The Torah says, “And let them make Me a sanctuary that I may dwell among them.” It doesn’t say “within it.” It says “among them.” Rabbi Moshe Alshekh paid close attention to this. God does not dwell primarily in buildings of wood and stone, he says, but within people themselves. The holiness of sacred space comes from the people who gather there. 

Which means when Jews are pushed away from sacred space—women carrying Torah, egalitarian families, LGBTQ Jews, Jews whose practice differs from state-sanctioned Orthodoxy—it is not only those Jews who are diminished. The holiness of the space itself is diminished. 

This is not a call for less Judaism. It is a call for a Judaism expansive enough to hold the Jewish people. Because Shavuot reminds us that Torah was given in the wilderness, in open space, where no one tribe could build walls around revelation. 
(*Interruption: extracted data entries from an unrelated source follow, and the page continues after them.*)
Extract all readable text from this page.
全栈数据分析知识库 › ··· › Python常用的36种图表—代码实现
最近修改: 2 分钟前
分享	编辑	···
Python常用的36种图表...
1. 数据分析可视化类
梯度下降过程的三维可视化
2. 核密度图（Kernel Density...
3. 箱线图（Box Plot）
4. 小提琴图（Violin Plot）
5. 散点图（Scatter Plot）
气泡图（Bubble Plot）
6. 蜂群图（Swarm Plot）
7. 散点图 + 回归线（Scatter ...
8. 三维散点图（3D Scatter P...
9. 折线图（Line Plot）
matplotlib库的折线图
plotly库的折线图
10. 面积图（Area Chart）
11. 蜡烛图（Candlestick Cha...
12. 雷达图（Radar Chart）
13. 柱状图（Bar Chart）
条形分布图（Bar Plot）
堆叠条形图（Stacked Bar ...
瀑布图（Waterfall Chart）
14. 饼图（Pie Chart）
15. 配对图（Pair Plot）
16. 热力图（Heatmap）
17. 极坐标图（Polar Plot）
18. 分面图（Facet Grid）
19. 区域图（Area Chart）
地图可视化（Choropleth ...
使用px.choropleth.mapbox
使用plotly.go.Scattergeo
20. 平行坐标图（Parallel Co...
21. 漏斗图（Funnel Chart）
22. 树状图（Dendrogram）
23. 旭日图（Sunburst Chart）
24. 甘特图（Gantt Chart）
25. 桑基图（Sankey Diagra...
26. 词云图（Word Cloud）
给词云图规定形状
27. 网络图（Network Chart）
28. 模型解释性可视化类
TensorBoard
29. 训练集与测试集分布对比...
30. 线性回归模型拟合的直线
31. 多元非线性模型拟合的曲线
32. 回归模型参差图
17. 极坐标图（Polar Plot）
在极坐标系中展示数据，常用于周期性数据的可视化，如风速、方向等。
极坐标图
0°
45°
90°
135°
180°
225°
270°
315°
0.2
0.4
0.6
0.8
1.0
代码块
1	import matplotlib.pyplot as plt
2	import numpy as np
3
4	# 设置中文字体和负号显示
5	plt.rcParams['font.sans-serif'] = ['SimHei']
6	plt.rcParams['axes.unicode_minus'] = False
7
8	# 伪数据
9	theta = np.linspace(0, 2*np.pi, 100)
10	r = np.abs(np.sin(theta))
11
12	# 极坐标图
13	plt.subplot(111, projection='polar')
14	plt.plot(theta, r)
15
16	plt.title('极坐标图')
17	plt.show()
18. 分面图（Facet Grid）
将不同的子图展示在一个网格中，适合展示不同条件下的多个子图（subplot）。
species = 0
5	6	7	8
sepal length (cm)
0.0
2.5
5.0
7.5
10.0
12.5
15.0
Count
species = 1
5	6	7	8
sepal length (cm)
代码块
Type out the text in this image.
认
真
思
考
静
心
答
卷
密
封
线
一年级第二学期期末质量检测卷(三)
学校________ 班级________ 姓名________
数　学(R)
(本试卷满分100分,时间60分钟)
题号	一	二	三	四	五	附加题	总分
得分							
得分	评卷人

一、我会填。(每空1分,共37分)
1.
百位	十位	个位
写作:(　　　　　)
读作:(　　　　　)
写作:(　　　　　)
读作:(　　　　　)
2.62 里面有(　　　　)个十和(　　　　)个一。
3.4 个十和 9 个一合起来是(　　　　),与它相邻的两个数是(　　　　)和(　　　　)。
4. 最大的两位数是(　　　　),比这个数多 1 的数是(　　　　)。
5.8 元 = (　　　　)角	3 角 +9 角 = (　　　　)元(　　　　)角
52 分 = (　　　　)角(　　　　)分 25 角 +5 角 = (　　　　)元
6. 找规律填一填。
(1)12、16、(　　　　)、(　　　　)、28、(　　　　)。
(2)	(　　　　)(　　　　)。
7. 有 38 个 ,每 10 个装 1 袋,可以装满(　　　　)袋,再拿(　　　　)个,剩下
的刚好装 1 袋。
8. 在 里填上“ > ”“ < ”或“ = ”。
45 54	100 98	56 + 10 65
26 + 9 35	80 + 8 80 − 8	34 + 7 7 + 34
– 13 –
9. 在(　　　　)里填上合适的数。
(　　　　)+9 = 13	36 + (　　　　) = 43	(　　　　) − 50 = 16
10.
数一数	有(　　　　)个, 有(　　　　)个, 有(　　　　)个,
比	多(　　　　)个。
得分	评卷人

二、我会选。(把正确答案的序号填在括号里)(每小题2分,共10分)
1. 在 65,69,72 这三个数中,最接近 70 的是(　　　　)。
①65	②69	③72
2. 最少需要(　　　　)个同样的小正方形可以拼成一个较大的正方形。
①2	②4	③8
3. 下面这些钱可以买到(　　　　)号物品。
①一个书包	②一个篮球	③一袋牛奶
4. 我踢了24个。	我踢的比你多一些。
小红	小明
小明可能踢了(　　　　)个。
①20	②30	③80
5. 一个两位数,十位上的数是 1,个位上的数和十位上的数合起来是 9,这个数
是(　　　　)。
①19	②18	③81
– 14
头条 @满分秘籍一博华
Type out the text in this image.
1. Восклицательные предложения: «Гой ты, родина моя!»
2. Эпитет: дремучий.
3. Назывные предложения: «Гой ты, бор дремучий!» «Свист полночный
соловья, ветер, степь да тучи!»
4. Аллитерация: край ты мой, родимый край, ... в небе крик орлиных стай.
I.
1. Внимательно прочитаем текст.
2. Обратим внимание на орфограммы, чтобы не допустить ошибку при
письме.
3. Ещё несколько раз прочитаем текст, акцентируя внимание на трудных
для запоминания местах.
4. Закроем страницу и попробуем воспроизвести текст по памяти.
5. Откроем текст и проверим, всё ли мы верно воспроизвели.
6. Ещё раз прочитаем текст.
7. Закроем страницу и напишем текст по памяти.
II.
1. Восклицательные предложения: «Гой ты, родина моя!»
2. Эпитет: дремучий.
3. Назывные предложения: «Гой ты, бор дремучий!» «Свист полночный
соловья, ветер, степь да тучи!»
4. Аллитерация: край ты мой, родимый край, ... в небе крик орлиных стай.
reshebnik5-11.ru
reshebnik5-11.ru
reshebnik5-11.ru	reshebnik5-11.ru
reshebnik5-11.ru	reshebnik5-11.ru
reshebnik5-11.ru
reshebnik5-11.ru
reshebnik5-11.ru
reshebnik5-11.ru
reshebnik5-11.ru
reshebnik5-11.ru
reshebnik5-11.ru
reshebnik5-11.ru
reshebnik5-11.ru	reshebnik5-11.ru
And perhaps that is our charge this year: to resist the temptation to shrink Judaism into camps of “real” and “not real,” worthy and unworthy. To insist that Jewish unity does not require sameness. To build communities and support an Israel that remembers the lesson of Sinai: that covenant was created when all of us stood there together. 

Because we were all at Sinai. And if we were all there then, every Jew deserves a place at the wall, at the table, and within the story of the Jewish people now.